Google’s systems decide what to index based on usefulness and accessibility.
Final Thoughts
In the end, if you keep asking how do I get my website indexed by Google, the answer always comes back to the same fundamentals: access, clarity, and patience.
If you are asking how to get your website indexed by Google, the most important thing to understand is this: indexing is a process, not a button.
Google indexes pages when:
- It can find them
- It can crawl them
- It believes they provide value
Your role is to remove obstacles and create clarity. Once your website is indexed, you can move on to ranking, traffic growth, and long-term SEO strategy.
Indexing is the foundation. Everything else builds on top of it.
Frequently Asked Questions
How do I get my website indexed by Google step by step?
To understand how do I get my website indexed by Google, you need to focus on discovery, crawlability, and content quality. Setting up Google Search Console, submitting a sitemap, fixing indexing blocks, and publishing useful content are the core steps.

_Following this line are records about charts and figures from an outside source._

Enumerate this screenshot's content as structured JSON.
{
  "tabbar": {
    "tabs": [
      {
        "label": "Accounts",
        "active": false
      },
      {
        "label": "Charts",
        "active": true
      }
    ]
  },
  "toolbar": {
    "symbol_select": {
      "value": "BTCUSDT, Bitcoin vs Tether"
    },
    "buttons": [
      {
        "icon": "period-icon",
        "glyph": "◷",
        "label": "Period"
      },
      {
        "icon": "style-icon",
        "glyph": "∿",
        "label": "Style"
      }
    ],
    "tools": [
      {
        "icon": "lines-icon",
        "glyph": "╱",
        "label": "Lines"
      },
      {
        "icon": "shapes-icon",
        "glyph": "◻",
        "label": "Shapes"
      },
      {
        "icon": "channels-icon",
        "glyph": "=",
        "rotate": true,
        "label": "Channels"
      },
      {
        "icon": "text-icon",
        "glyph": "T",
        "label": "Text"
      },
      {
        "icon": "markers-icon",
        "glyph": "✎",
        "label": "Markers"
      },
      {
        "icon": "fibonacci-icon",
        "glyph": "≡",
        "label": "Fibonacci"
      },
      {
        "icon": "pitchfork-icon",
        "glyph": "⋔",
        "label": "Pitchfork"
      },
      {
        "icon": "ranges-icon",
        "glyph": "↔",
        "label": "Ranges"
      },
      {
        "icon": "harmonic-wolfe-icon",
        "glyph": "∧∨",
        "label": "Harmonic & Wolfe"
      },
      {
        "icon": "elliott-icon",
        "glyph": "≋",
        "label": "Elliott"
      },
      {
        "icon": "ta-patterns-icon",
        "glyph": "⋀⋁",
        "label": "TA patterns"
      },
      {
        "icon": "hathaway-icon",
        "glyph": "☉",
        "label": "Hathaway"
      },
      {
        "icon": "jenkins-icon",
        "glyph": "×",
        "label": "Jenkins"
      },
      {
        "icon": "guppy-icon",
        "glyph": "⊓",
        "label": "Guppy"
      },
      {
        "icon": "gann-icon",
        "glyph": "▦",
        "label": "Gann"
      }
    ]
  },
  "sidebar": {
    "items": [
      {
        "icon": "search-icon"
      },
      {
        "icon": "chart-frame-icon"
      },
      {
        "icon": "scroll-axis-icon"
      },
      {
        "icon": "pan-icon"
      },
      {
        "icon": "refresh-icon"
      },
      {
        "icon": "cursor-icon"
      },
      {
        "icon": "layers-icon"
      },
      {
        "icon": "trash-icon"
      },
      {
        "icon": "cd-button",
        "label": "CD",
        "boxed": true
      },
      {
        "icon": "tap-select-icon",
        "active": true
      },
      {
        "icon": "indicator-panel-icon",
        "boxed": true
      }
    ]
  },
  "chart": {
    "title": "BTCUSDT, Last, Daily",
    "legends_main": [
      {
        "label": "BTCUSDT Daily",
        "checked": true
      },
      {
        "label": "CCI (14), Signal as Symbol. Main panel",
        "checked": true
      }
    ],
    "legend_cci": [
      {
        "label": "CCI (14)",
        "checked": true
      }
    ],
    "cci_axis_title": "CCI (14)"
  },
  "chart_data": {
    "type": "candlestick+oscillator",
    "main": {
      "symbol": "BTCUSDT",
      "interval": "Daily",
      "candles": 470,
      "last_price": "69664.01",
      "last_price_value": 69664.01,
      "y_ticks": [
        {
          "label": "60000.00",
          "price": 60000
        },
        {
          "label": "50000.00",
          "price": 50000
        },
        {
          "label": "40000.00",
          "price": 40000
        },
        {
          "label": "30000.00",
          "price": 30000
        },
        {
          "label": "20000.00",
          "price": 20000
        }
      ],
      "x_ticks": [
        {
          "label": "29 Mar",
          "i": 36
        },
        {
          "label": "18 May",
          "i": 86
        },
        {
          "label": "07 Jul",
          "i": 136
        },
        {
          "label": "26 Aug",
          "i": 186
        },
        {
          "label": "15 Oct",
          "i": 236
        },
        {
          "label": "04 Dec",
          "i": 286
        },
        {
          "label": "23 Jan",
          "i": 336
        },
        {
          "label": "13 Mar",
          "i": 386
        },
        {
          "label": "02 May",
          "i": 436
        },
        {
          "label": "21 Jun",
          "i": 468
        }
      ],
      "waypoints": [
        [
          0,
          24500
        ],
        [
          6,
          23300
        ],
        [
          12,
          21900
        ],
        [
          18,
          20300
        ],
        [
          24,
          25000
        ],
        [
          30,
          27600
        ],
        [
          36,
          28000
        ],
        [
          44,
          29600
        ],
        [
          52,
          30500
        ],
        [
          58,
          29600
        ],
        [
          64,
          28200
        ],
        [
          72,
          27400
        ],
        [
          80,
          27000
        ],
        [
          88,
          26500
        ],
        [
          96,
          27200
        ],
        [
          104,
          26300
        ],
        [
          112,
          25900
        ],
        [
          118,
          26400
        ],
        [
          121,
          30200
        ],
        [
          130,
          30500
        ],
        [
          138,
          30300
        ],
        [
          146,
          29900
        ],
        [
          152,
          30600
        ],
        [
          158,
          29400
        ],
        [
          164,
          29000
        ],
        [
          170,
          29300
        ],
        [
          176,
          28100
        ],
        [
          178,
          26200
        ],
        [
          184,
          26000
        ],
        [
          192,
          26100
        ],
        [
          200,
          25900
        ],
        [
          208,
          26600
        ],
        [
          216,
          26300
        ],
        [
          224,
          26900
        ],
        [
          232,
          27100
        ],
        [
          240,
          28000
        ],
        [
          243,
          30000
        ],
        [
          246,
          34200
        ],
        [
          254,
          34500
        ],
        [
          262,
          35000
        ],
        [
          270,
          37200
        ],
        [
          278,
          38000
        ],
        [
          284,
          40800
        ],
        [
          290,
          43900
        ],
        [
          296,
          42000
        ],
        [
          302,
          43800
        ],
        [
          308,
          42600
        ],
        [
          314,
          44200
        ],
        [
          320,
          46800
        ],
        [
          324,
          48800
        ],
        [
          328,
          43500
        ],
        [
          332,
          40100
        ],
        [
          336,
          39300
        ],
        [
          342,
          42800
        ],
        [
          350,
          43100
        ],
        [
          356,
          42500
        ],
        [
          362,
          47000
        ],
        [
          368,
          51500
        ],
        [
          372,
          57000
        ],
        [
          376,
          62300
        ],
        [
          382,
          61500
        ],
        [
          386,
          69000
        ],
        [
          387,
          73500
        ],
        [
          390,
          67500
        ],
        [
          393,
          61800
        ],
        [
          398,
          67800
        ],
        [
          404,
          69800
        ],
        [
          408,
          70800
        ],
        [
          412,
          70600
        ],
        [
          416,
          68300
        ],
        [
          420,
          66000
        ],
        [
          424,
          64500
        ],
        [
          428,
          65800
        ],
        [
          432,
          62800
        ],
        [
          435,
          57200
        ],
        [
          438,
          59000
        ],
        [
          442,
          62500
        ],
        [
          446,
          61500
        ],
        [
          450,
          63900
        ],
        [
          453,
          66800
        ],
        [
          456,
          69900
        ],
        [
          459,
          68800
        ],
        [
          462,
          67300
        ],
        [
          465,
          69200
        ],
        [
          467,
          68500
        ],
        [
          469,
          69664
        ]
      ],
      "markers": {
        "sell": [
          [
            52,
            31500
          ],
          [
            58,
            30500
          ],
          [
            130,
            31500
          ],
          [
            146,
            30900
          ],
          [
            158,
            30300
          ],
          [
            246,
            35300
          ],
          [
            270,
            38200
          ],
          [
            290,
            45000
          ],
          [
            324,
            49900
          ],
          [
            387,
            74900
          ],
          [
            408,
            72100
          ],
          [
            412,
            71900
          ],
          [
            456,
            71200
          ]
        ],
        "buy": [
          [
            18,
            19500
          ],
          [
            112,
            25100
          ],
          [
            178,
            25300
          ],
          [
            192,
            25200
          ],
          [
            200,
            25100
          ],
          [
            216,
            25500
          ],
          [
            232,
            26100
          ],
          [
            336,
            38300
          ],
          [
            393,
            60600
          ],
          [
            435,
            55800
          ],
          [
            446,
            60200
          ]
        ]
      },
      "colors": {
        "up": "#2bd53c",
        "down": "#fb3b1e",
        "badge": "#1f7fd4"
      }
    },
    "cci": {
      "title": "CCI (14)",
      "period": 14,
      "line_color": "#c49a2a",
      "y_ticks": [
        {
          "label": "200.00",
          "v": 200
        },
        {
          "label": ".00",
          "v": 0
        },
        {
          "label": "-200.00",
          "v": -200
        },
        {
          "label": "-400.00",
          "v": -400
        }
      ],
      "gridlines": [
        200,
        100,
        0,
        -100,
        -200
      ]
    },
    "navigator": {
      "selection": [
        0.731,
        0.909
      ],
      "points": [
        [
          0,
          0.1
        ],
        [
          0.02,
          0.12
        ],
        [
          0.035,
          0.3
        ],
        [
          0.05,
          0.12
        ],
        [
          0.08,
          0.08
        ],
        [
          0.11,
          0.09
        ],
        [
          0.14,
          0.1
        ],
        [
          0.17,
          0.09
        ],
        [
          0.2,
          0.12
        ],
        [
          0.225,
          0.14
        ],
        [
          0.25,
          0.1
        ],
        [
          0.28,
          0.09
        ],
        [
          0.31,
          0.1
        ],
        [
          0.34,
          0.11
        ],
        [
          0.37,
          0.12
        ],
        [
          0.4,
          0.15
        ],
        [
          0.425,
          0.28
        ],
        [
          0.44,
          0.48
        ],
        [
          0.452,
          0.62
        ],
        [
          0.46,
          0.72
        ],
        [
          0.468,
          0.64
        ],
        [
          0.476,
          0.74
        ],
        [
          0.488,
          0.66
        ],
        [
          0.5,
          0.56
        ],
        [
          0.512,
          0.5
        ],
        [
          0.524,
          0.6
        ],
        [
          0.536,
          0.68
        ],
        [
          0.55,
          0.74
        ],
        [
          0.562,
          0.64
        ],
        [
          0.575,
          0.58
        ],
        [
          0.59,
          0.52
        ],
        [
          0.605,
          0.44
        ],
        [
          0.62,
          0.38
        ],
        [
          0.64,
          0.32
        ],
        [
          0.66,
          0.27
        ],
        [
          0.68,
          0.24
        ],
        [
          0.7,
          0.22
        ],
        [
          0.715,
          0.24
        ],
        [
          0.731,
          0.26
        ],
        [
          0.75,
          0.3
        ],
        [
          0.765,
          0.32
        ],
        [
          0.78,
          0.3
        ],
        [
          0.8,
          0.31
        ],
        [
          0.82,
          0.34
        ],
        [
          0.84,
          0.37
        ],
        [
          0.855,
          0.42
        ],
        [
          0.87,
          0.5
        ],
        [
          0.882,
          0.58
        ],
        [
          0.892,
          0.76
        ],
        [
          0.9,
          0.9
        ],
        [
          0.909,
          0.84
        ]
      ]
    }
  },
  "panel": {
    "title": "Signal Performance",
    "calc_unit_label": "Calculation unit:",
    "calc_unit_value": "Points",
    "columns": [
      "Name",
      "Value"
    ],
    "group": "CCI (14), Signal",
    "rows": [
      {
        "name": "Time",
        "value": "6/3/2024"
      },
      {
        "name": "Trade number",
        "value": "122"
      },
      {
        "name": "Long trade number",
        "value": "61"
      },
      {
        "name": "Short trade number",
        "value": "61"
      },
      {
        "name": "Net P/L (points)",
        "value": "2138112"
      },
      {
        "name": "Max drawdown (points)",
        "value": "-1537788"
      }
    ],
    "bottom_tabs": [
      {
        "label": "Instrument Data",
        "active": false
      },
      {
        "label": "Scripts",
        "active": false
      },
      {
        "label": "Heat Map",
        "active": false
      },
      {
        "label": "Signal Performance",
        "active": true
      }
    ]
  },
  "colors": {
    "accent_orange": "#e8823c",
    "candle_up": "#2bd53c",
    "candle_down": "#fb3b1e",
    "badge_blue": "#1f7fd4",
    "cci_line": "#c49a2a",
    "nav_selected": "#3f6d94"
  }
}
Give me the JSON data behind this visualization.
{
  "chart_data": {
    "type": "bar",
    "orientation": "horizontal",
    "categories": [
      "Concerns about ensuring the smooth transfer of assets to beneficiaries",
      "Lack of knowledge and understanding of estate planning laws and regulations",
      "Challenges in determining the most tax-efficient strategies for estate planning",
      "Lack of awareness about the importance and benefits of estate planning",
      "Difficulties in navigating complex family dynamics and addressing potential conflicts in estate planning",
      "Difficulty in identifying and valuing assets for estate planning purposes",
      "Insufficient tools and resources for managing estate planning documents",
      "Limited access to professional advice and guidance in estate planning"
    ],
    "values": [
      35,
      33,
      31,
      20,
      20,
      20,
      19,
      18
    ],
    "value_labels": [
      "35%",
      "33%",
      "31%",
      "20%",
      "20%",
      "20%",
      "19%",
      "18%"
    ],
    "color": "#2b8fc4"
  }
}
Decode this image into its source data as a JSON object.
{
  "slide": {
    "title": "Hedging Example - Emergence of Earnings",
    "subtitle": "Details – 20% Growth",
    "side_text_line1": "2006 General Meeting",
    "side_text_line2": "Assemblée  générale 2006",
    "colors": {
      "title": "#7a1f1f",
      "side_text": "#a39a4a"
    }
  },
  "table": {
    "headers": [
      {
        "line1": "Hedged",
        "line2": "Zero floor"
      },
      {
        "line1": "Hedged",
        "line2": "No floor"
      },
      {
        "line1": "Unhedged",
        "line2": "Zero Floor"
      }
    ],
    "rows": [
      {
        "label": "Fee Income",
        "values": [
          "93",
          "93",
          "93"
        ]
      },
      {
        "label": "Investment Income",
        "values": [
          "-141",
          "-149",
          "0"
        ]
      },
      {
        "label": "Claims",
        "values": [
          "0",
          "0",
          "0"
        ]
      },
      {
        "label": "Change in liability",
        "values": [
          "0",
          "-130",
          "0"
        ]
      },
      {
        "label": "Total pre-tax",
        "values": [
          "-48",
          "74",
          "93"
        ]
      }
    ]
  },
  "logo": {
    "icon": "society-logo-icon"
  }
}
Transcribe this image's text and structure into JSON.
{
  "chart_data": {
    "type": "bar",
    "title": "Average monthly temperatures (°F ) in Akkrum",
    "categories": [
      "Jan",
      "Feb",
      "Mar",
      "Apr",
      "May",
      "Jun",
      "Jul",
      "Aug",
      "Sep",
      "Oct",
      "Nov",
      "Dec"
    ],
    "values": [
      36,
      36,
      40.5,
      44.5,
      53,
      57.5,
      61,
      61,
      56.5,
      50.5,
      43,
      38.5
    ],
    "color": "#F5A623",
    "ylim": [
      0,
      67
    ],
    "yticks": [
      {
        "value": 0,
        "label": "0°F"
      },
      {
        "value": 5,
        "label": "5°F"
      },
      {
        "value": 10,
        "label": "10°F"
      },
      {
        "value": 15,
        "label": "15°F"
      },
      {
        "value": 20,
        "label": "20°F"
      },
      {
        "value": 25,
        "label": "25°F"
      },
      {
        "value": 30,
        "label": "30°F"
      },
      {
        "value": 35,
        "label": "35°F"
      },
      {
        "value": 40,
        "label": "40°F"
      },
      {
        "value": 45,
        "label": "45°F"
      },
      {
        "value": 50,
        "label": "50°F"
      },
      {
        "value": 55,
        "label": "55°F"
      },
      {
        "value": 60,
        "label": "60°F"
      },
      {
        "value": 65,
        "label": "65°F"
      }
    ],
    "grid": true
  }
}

How do I get my website indexed by Google for free?
Google indexing is always free. You only need Google Search Console and proper site setup.
Why is Google not indexing my website even after submission?
Submission does not guarantee indexing. Content quality, site signals, and time all matter.
How can I submit my website to Google?
By adding your site to Google Search Console and submitting a sitemap.
How long does Google take to index a new website?
Anywhere from a few days to several weeks. There is no fixed timeline.
Can I force Google to index my site?
No. You can request indexing, but Google makes the final decision.